We used to set the timing way back (sometimes delayed) for the tables that had 90% or higher throttle openings, under a certain RPM range, and less than 1psi of boost. This made the charge burn so late that it was still burning in the exhaust port and header, which would spool the turbo much quicker. In one instance, we used an ECU that had no launch settings and used an extra analog input that was routed to a clicker that was mounted to the clutch pedal. When the clutch pedal was depressed and the ECU saw load (throttle opening), the ECU would hold back timing by a huge amount to spool the turbo without having to rev the engine to the moon to do so. When the driver saw boost levels that he wanted to see, he'd drop the clutch which would release the switch, throwing the code off at the ECU, adding the timing back and making full power at full boost.
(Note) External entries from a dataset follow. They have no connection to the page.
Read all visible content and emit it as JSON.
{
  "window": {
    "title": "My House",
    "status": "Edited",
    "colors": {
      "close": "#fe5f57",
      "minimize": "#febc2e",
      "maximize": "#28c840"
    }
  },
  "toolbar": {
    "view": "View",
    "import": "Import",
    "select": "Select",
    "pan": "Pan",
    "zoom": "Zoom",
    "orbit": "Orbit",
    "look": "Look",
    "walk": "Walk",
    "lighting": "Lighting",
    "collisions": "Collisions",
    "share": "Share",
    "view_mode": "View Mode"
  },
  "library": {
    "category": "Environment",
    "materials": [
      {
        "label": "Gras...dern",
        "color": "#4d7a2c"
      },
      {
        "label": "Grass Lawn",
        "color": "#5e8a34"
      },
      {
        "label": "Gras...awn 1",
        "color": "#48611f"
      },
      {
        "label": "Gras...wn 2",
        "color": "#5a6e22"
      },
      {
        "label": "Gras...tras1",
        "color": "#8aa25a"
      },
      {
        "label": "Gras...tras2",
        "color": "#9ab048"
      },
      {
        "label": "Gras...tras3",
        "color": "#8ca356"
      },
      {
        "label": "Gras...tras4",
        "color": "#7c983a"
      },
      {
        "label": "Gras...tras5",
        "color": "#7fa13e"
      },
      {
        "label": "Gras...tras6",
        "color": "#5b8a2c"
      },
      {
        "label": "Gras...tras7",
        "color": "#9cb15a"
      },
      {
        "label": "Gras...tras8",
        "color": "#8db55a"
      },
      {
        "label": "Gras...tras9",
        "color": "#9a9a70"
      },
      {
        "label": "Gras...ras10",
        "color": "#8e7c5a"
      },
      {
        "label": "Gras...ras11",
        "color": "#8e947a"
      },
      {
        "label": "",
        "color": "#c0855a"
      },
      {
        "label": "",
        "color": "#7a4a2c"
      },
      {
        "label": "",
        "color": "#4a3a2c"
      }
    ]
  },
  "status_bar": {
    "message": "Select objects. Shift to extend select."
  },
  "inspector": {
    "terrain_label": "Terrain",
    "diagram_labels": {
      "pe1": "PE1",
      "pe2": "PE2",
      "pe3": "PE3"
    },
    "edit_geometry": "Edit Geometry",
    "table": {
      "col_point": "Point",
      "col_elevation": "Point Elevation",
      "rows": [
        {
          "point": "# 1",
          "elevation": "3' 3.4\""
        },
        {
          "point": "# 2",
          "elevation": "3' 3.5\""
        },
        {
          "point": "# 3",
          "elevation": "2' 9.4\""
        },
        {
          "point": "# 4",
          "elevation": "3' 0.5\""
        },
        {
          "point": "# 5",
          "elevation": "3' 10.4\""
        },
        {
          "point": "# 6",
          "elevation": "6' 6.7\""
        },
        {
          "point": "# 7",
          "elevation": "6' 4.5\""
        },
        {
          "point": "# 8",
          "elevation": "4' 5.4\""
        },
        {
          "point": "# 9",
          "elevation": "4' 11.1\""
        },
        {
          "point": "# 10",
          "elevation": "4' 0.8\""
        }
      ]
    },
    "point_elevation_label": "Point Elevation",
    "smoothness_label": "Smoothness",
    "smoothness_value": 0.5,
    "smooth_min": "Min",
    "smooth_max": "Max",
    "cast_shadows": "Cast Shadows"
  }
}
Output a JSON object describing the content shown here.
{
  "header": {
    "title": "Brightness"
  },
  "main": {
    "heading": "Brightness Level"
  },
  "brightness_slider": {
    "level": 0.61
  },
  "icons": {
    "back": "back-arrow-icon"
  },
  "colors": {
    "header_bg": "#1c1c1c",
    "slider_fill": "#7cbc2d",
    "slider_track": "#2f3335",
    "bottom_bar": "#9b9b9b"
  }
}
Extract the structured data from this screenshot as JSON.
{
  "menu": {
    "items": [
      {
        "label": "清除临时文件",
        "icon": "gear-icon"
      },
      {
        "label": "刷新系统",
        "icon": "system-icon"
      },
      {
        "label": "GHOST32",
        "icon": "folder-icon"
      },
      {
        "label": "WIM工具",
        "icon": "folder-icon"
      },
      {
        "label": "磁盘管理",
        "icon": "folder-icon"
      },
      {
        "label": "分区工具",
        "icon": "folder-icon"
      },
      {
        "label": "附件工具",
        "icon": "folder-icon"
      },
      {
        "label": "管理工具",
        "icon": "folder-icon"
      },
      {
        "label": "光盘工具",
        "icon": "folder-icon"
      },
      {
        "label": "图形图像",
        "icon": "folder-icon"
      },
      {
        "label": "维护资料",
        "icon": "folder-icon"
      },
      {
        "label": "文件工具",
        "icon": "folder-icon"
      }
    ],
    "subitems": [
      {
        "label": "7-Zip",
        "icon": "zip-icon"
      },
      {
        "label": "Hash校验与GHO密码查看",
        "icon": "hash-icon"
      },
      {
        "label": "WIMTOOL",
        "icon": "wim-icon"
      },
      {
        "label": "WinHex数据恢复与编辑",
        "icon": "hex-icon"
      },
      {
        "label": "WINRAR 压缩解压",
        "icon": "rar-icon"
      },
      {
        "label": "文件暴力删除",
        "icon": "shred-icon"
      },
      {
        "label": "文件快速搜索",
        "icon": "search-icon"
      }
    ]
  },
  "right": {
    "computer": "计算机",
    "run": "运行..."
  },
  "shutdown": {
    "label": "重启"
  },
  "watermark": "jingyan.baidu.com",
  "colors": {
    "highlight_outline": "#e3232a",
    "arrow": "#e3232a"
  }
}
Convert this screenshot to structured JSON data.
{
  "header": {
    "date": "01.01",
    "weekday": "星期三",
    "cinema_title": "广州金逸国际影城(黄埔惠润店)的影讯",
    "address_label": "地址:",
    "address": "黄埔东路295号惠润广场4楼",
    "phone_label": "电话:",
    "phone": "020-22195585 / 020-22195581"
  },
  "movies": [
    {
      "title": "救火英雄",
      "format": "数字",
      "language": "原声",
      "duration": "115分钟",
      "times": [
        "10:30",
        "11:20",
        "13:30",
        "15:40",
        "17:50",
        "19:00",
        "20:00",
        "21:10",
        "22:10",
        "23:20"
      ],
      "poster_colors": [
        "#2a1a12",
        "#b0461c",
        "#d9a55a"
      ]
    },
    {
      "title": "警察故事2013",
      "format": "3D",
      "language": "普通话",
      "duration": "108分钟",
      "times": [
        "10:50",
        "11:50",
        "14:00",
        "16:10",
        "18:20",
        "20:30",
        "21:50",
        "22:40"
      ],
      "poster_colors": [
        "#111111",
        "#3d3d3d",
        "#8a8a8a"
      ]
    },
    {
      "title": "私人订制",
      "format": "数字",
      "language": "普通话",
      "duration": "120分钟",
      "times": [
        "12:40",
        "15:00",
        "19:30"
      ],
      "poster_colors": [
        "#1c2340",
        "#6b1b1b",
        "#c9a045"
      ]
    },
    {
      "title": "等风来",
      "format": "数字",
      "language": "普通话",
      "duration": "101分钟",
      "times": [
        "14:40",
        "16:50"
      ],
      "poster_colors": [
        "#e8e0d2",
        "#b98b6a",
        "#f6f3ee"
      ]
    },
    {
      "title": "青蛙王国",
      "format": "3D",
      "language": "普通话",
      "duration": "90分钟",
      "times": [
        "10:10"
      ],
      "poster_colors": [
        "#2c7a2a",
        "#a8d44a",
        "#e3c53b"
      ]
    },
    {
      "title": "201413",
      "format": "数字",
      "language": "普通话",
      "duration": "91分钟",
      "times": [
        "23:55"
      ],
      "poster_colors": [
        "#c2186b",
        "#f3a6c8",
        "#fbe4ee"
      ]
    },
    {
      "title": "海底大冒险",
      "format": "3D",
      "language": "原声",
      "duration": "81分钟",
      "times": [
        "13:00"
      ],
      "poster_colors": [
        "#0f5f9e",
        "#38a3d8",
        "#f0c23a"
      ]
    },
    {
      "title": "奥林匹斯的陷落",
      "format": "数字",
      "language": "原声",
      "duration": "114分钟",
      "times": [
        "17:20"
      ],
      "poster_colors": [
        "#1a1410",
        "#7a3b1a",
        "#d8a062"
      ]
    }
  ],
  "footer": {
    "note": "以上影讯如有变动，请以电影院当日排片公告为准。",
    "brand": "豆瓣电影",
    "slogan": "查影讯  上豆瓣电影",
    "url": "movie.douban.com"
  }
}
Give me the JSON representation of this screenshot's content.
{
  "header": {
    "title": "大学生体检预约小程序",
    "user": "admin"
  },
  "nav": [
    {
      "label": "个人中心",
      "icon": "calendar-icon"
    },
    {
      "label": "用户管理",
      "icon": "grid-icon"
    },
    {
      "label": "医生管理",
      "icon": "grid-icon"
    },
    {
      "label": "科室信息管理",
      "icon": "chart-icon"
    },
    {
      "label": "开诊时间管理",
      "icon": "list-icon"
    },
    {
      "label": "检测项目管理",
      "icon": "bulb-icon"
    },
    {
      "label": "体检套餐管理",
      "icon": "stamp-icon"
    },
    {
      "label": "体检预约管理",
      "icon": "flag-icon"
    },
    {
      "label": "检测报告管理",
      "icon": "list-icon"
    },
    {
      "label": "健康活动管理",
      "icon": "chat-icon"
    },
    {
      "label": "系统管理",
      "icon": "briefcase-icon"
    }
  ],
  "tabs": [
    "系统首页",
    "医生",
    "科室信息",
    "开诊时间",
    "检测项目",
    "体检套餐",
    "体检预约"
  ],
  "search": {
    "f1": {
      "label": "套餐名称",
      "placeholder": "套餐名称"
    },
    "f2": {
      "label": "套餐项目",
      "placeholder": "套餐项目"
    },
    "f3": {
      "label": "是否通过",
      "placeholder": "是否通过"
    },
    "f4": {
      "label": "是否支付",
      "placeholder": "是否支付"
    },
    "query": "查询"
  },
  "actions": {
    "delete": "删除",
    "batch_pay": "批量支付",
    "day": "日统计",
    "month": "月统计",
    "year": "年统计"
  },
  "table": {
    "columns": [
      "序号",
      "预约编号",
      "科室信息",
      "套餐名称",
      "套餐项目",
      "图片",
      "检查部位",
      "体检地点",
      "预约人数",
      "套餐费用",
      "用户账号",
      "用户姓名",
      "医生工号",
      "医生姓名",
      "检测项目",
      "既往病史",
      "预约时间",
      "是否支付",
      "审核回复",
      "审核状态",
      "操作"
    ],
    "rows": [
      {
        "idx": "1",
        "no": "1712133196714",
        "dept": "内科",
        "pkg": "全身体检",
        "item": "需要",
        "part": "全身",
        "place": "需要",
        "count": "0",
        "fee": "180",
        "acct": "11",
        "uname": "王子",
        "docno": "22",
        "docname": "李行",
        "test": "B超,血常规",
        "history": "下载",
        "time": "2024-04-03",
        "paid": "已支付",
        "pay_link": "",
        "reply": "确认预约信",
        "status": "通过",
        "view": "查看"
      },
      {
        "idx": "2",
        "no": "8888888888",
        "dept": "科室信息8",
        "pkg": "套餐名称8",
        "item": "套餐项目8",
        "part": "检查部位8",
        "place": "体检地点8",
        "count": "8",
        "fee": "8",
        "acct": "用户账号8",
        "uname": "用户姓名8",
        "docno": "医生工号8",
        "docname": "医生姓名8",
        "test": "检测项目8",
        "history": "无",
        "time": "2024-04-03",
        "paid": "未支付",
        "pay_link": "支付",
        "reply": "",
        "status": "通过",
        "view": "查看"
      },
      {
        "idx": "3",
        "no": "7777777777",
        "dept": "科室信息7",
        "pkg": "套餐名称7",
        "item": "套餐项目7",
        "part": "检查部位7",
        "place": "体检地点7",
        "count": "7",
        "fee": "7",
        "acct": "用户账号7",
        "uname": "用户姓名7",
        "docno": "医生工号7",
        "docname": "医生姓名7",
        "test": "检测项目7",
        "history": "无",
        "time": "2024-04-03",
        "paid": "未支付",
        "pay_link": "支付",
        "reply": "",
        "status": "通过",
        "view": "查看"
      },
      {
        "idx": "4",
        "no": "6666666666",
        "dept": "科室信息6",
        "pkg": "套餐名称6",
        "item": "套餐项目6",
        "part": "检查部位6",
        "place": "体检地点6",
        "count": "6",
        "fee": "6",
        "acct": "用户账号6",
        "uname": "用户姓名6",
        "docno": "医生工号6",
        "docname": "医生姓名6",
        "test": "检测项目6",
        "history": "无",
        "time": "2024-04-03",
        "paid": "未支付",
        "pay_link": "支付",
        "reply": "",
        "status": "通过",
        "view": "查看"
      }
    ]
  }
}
AKA, boiling rear tires in most cases.
In the instances where the driver needed to continue to rev we'd held back the timing by just a small amount and add fuel to create the same late burning effect while still allowing the engine to rev and respond due to the timing. This was generally useful for situations where the driver was already moving and just stabbed the throttle. The key to this with street cars was to make this range where the driver could still get to 90mph while cruising (say 25% throttle) and not dump tons of fuel so that he could see decent gas mileage. As a result, we generally wouldn't hold back timing or add fuel unless the ECU read a load of 5% more than typical cruising throttle opening.
Of course, we'd do all that was necessary to make full power with 100% openings. If the owner wanted to make full power without race gas or ethanol, we would often run into a situation where we might have to add fuel to combat knock because the timing requirement for max power was so high. 11:1 AFR and 25deg timing might not make as much power as 10.5:1 AFRs and 27 degrees of advance. The glory of race gas is that we could run that 11:1 AND the 27 degrees of advance AND more boost.
Just a few thoughts.
As for static ignition, static fuel, N/A applications like a Blaster, getting the AFRs correct and then adjusting timing would be the optimum route. Also, a more efficient head will allow for less timing to make full power, which would result in even more power due to a decrease in pumping losses. If I was you, I'd go ahead and tell KOR that you wanted the head cut for whatever he charges. IIRC, he charges $60. Best $60 that you'll ever spend.